MEHRERE BEWERBER FÜRS PEENEBAD

Wer wird Malchins neuer Bademeister?

Das Peenebad soll zum 1.  April einen neuen Leiter bekommen. Der wird sich dann mit einem Problem beschäftigen müssen, für das sein Vorgänger schon viele Jahre gestritten hat.
Wie kann nur diese Badewanne angeheizt werden? Diese Frage beschäftigt ab kommender Woche wieder die Malchiner Stadtpolit
Wie kann nur diese Badewanne angeheizt werden? Diese Frage beschäftigt ab kommender Woche wieder die Malchiner Stadtpolitik. Torsten Bengelsdorf
Malchin ·

Im Malchiner Rathaus hat die Suche nach einem neuen Bademeister begonnen. Auf eine Stellenausschreibung hin haben sich mehrere Bewerber gemeldet, hieß es aus der Stadtverwaltung. Mit ihnen werden jetzt Gespräche geführt, um den geeignetsten Bewerber zu finden, der dann zur neuen Badesaison Nachfolger von Holger Andrys werden soll. Der steht zwar noch bis März in Diensten der Stadt Malchin, will sich dann aber beruflich neu orientieren.
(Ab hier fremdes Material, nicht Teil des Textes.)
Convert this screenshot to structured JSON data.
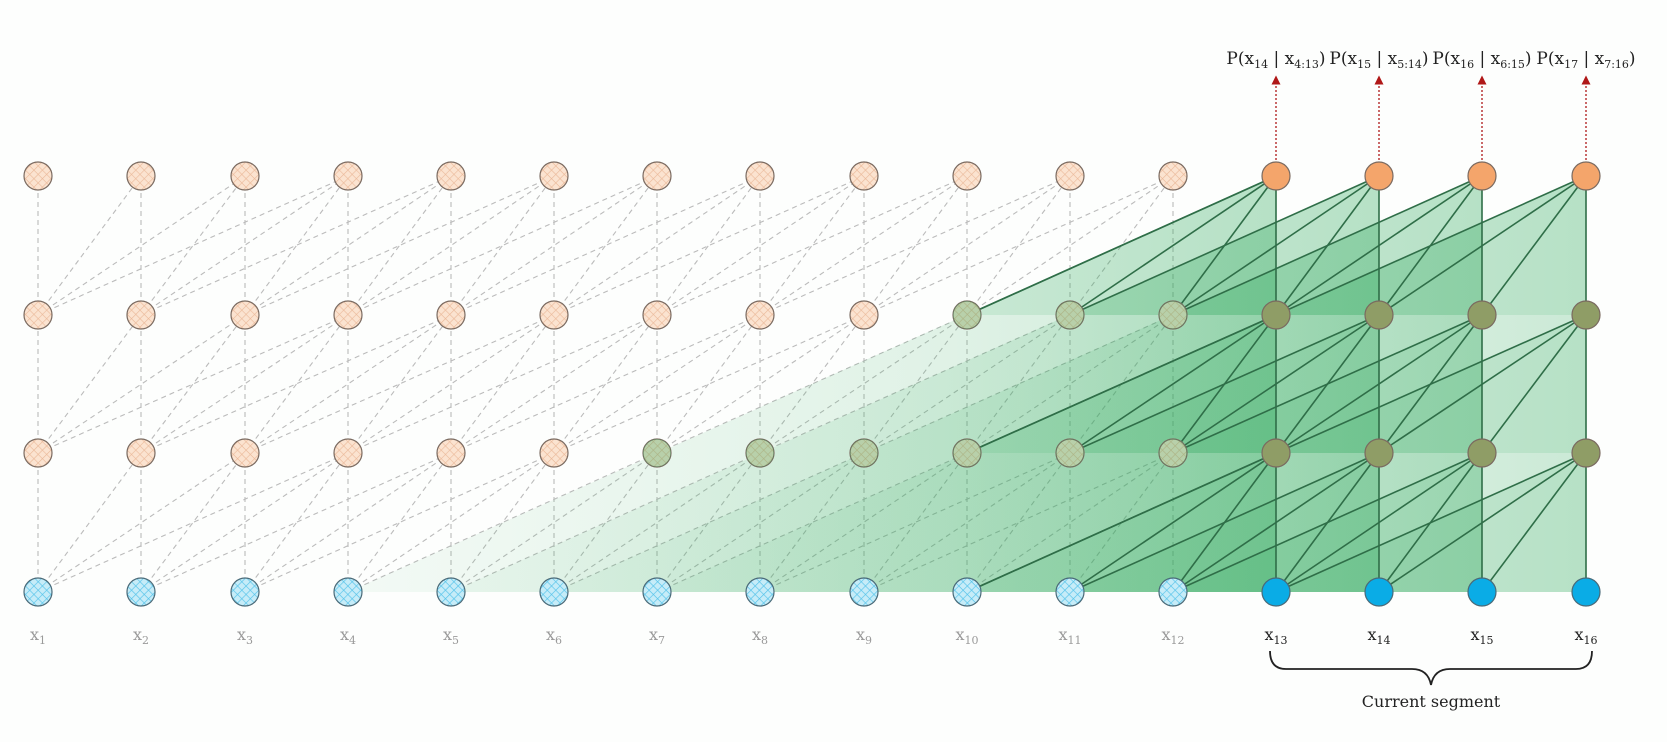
{
  "x_labels": [
    {
      "base": "x",
      "sub": "1",
      "active": false
    },
    {
      "base": "x",
      "sub": "2",
      "active": false
    },
    {
      "base": "x",
      "sub": "3",
      "active": false
    },
    {
      "base": "x",
      "sub": "4",
      "active": false
    },
    {
      "base": "x",
      "sub": "5",
      "active": false
    },
    {
      "base": "x",
      "sub": "6",
      "active": false
    },
    {
      "base": "x",
      "sub": "7",
      "active": false
    },
    {
      "base": "x",
      "sub": "8",
      "active": false
    },
    {
      "base": "x",
      "sub": "9",
      "active": false
    },
    {
      "base": "x",
      "sub": "10",
      "active": false
    },
    {
      "base": "x",
      "sub": "11",
      "active": false
    },
    {
      "base": "x",
      "sub": "12",
      "active": false
    },
    {
      "base": "x",
      "sub": "13",
      "active": true
    },
    {
      "base": "x",
      "sub": "14",
      "active": true
    },
    {
      "base": "x",
      "sub": "15",
      "active": true
    },
    {
      "base": "x",
      "sub": "16",
      "active": true
    }
  ],
  "outputs": [
    {
      "prefix": "P(x",
      "target": "14",
      "mid": " | x",
      "context": "4:13",
      "suffix": ")"
    },
    {
      "prefix": "P(x",
      "target": "15",
      "mid": " | x",
      "context": "5:14",
      "suffix": ")"
    },
    {
      "prefix": "P(x",
      "target": "16",
      "mid": " | x",
      "context": "6:15",
      "suffix": ")"
    },
    {
      "prefix": "P(x",
      "target": "17",
      "mid": " | x",
      "context": "7:16",
      "suffix": ")"
    }
  ],
  "segment_label": "Current segment",
  "colors": {
    "input_node": "#0aace6",
    "input_node_faded": "#a9def2",
    "hidden_node": "#f4a56b",
    "hidden_node_faded": "#f7d8bf",
    "green_node": "#8f9d66",
    "attention_fill": "#2ca85a",
    "attention_edge": "#2f6e48",
    "faded_edge": "#bbbbbb",
    "output_arrow": "#b01818"
  }
}
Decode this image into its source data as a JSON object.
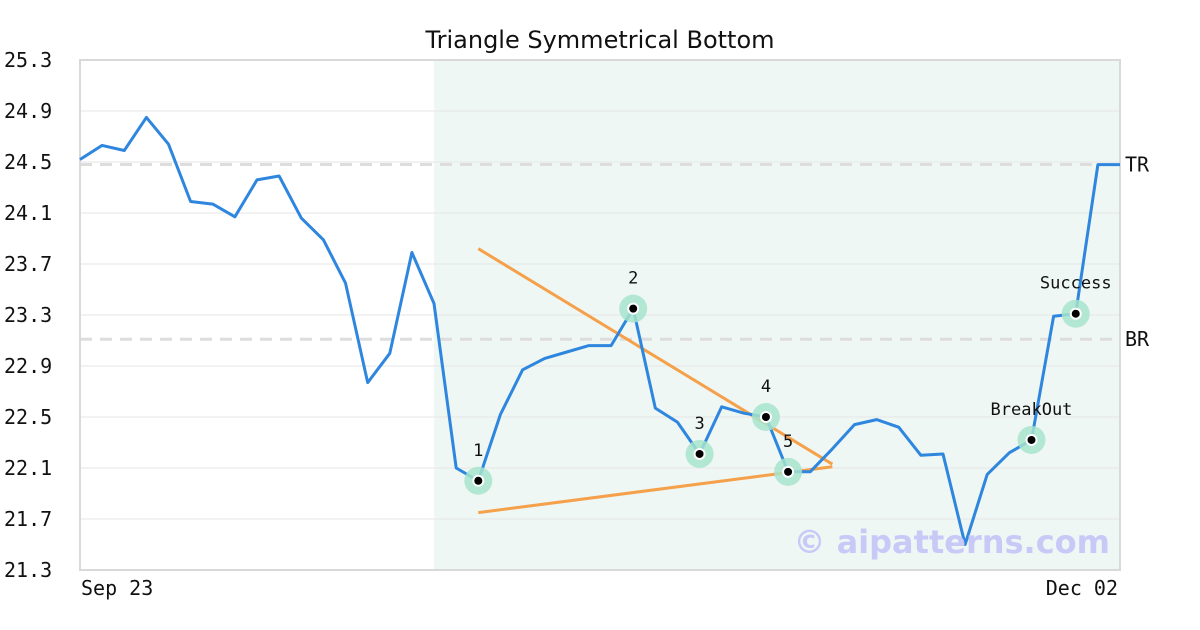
{
  "chart_data": {
    "type": "line",
    "title": "Triangle Symmetrical Bottom",
    "x_tick_labels": [
      "Sep 23",
      "Dec 02"
    ],
    "ylim": [
      21.3,
      25.3
    ],
    "yticks": [
      21.3,
      21.7,
      22.1,
      22.5,
      22.9,
      23.3,
      23.7,
      24.1,
      24.5,
      24.9,
      25.3
    ],
    "grid": true,
    "series": [
      {
        "values": [
          24.52,
          24.63,
          24.59,
          24.85,
          24.64,
          24.19,
          24.17,
          24.07,
          24.36,
          24.39,
          24.06,
          23.89,
          23.55,
          22.77,
          23.0,
          23.79,
          23.39,
          22.1,
          22.0,
          22.52,
          22.87,
          22.96,
          23.01,
          23.06,
          23.06,
          23.35,
          22.57,
          22.46,
          22.21,
          22.58,
          22.53,
          22.5,
          22.07,
          22.07,
          22.25,
          22.44,
          22.48,
          22.42,
          22.2,
          22.21,
          21.5,
          22.05,
          22.22,
          22.32,
          23.29,
          23.31,
          24.48,
          24.48
        ],
        "color": "#2e86de"
      }
    ],
    "levels": [
      {
        "label": "TR",
        "value": 24.48
      },
      {
        "label": "BR",
        "value": 23.11
      }
    ],
    "highlight_range": {
      "start_index": 16,
      "end_index": 47
    },
    "pattern_lines": [
      {
        "from": [
          18,
          23.82
        ],
        "to": [
          34,
          22.13
        ]
      },
      {
        "from": [
          18,
          21.75
        ],
        "to": [
          34,
          22.11
        ]
      }
    ],
    "markers": [
      {
        "label": "1",
        "index": 18,
        "value": 22.0,
        "label_pos": "above"
      },
      {
        "label": "2",
        "index": 25,
        "value": 23.35,
        "label_pos": "above"
      },
      {
        "label": "3",
        "index": 28,
        "value": 22.21,
        "label_pos": "above"
      },
      {
        "label": "4",
        "index": 31,
        "value": 22.5,
        "label_pos": "above"
      },
      {
        "label": "5",
        "index": 32,
        "value": 22.07,
        "label_pos": "above"
      },
      {
        "label": "BreakOut",
        "index": 43,
        "value": 22.32,
        "label_pos": "above"
      },
      {
        "label": "Success",
        "index": 45,
        "value": 23.31,
        "label_pos": "above"
      }
    ],
    "colors": {
      "line": "#2e86de",
      "pattern": "#f5a04a",
      "highlight": "#eef7f3",
      "marker_ring": "#a6e4cc",
      "level": "#dddddd"
    }
  },
  "watermark": "© aipatterns.com"
}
Der neue Peenebad-Chef soll seinen Job dann spätestens zum 1.  April antreten und damit dann auch die neue Badesaison, die Mitte Mai startet, mit vorbereiten.

Er dürfte dann auch gleich wieder mit einem Problem konfrontiert werden, das auch seinen Vorgänger über viele Jahre beschäftigt hat, bis heute aber nicht gelöst werden konnte: die Badewasser-Erwärmung. Eine Überdachung des Peenebades taucht auch in diesem Jahr wieder in der Vorhabenliste der Stadt auf. Dabei ist es schon längst nicht mehr sicher, ob die Dachvariante überhaupt noch realistisch ist. Das ursprünglich vorgesehene Schiebedach passt jedenfalls nicht auf das Schwimmerbecken, wie Bürgermeister Axel Müller (CDU) zum Ende des vergangenen Jahres einräumen musste: Die Badewanne ist einfach drei Meter zu breit.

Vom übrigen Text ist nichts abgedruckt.